Step 2: Define Classification and Grading Templates

Concept

Data identifiers are specific rules for detecting certain sensitive data, such as identifiers for ID cards, email addresses, names, etc.
A template is a collection of data identifiers. Templates will be used in sensitive data discovery jobs.

Best Practices

You need to understand what kind of data is defined as sensitive in your company and the identification rules for these sensitive data. Only those sensitive data that can be defined by regular expressions or AI can be identified by technical means (e.g., using the SDP solution). After defining data identifiers, you need to add them to a template. When running a sensitive data scanning task, it will match the data in the data source against the rules in the template and mark them in the data catalog.

View and Edit Built-in Data Identifiers

The solution provides built-in data identifiers, which are mainly based on national privacy data rules and provides a reference for you to decide how to classify your data.

On the Manage Data Identification Rules page, in the Built-in Data Identifiers tab, you can see a list of built-in data identifiers. For the complete list, please refer to Appendix - Built-in Data Identifiers.

You can click to edit and adjust the data grading classification. By default, these data identifiers have a PERSONAL category attribute and S2/S3/S4 identifier label attributes. You can update these attributes according to your sensitive data.

edit-icon

Create and Edit Custom Data Identifiers

On the Manage Data Identification Rules page, in the Custom Data Identifiers tab, you can see your defined list of custom data identifiers. By default, this list is empty. You can create or delete data identifiers based on business-sensitive data.

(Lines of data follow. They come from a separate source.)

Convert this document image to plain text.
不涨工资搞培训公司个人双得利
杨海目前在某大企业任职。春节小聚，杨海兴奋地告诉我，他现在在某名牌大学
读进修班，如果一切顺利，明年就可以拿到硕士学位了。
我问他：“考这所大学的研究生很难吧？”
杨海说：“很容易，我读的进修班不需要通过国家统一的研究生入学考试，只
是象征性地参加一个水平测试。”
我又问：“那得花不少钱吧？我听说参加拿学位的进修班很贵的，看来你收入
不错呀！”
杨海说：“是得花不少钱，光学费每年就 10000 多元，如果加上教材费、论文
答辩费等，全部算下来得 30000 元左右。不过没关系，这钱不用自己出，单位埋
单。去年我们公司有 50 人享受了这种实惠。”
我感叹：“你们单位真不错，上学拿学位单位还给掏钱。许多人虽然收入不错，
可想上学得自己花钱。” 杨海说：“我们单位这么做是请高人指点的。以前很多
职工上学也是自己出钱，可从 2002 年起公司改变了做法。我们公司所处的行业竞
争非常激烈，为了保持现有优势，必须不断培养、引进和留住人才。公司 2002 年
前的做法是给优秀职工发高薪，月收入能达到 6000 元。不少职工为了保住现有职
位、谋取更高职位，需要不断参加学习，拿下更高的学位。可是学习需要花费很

You can click to edit and adjust the data grading classification. For example, you can define the category as FINANCE/AUTO/GENERAL, and set the data sensitivity level to Level1/Level2/Level3/Level4.

To create a new data identifier, select Create Text-based Data Identifier. edit-icon

On the data identifier creation page, you can define rules for sensitive data scanning, as detailed in the following table. edit-icon

Parameter	Required	Description
Name	Yes	The name of the data identifier, used for automatic marking when sensitive data is scanned.
Description	Optional	Additional explanation of the identifier, helpful for understanding its use and context.
Identification Rules	Yes	Defines the rules for identifying data, which can be based on column name keywords, regular expressions, or a combination of both.
Identifier Attributes	Optional	Allows for classification and grading of identifiers, e.g., by industry (Finance, Game, Personal, etc.) or security level (S1, S2, S3, etc.).
Advanced Rules: Exclude Keywords	Optional	Defines column name keywords that should not be marked as sensitive data.
Advanced Rules: Unstructured Data	Optional	Applicable for specific security levels (like S3), includes settings for the frequency of rule occurrence and the number of characters between keywords and regular expressions.

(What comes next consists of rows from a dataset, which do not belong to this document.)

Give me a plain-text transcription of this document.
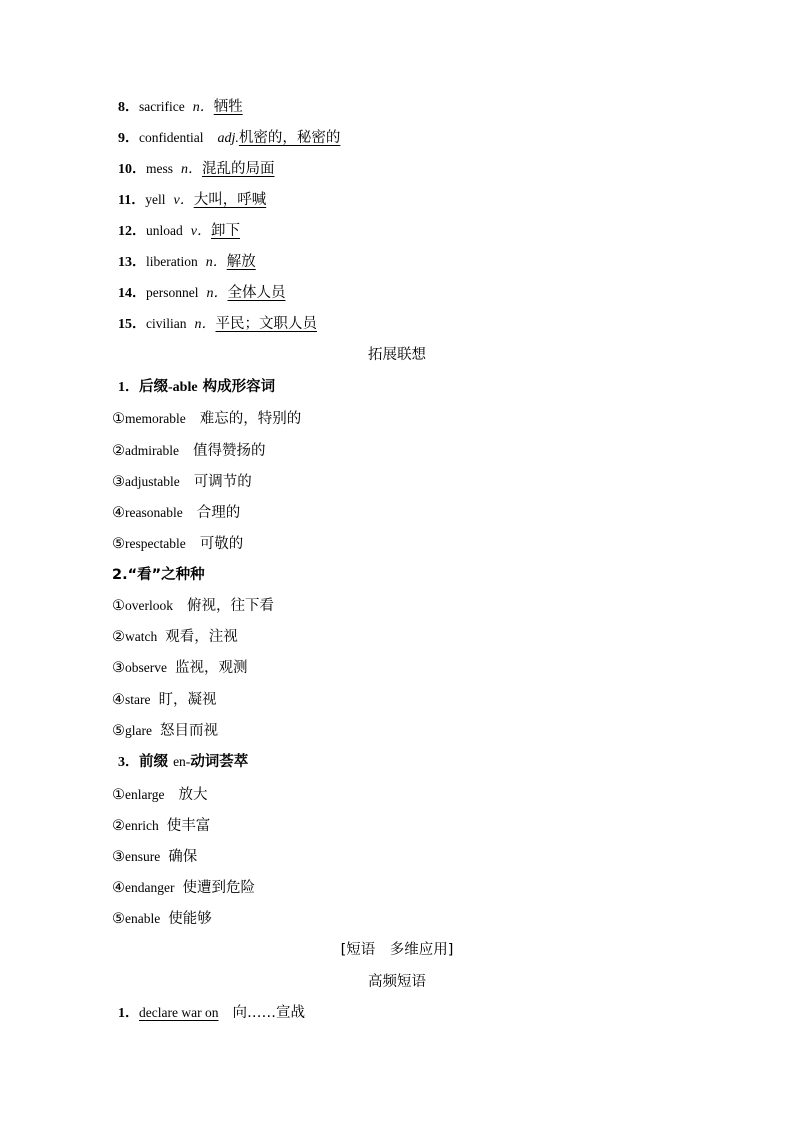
8．sacrifice n．牺牲
9．confidential adj.机密的，秘密的
10．mess n．混乱的局面
11．yell v．大叫，呼喊
12．unload v．卸下
13．liberation n．解放
14．personnel n．全体人员
15．civilian n．平民；文职人员
拓展联想
1．后缀-able 构成形容词
①memorable 难忘的，特别的
②admirable 值得赞扬的
③adjustable 可调节的
④reasonable 合理的
⑤respectable 可敬的
2.“看”之种种
①overlook 俯视，往下看
②watch 观看，注视
③observe 监视，观测
④stare 盯，凝视
⑤glare 怒目而视
3．前缀 en-动词荟萃
①enlarge 放大
②enrich 使丰富
③ensure 确保
④endanger 使遭到危险
⑤enable 使能够
[短语　多维应用]
高频短语
1．declare war on 向……宣战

Add Data Identifiers to Template

In the left menu, select Define Classification Template.
Choose Add Data Identifier. You will see a sidebar displaying all data identifiers.
Select one or more data identifiers and choose Add to Template.

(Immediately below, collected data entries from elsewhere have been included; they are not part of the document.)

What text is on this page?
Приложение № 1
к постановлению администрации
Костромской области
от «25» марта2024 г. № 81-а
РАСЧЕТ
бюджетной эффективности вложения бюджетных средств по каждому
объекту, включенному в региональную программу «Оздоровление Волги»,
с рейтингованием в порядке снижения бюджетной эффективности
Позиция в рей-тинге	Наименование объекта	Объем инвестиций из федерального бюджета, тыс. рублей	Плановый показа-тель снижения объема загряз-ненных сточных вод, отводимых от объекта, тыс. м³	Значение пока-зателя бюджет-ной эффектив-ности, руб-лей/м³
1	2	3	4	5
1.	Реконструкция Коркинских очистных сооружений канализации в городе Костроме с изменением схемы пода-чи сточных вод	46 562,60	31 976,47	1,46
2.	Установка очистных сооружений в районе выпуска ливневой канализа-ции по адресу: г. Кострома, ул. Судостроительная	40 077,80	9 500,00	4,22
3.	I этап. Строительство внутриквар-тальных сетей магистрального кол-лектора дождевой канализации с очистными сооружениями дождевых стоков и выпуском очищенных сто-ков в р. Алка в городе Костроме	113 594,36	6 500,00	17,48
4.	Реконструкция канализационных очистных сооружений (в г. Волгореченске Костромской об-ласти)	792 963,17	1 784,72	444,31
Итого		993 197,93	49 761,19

Example: how data identifiers are labeled in data catalog after sensitive data discovery job.

Assume we want to detect sensitive data in this table named "PizzaOrderTable"

id	user_name	email_address	order_id
1	aaa_frankzhu	frankzhu@mail.com	12344536
2	aaa_zheng	zhm@mail.com	12344536
3	aaa_patrickpark	ppark@example.com	12344536
4	aaa_kyle	kyle@qq.com	1230000

For example, we define 5 custom data identifiers:

Identifier Name	Regex	Keyword
OrderInfo1	OrderInfo1	order
OrderInfo2	(disabled)	_id
UserEmail	`^[a-zA-Z0-9._%+-]+@[a-zA-Z0-9.-]+\.[a-zA-Z]{2,}$`	(disabled)
EmailAddress	(disabled)	themail, email-address, email_address
UserPrefix	aaa_	user

Assume all the above identifiers were added in classification template, and then we started a discovery job. "PizzaOrderTable" data catalog result is as below:

Column	Identifiers	Privacy
id	N/A	Non-PII
user_name	UserPrefix	Contain-PII
email_address	UserEmail, EmailAddress	Contain-PII
order_id	OrderInfo2	Contain-PII

Explanation for Identifiers:

The identifier "OrderInfo1" is not matched because the regex does not match the data pattern.
The identifier "OrderInfo2" is labeled on the "order_id" column because the keyword "_id" partially matches the column name "order_id".
The identifier "UserEmail" is labeled on the "email_address" column because the regex matches the data pattern of the "email_address" column values.
The identifier "EmailAddress" is labeled on the "email_address" column because one of the keywords "email_address" matches the column name.
The identifier "UserPrefix" is labeled on the "user_name" column because both the regex and keywords match.

Explanation for Privacy labels:

Columns "user_name", "email_address", and "order_id" are labeled as (Contain-PII) privacy label because identifiers are matched.
Column "id" is labeled as (Non-PII) privacy label because no identifier is matched.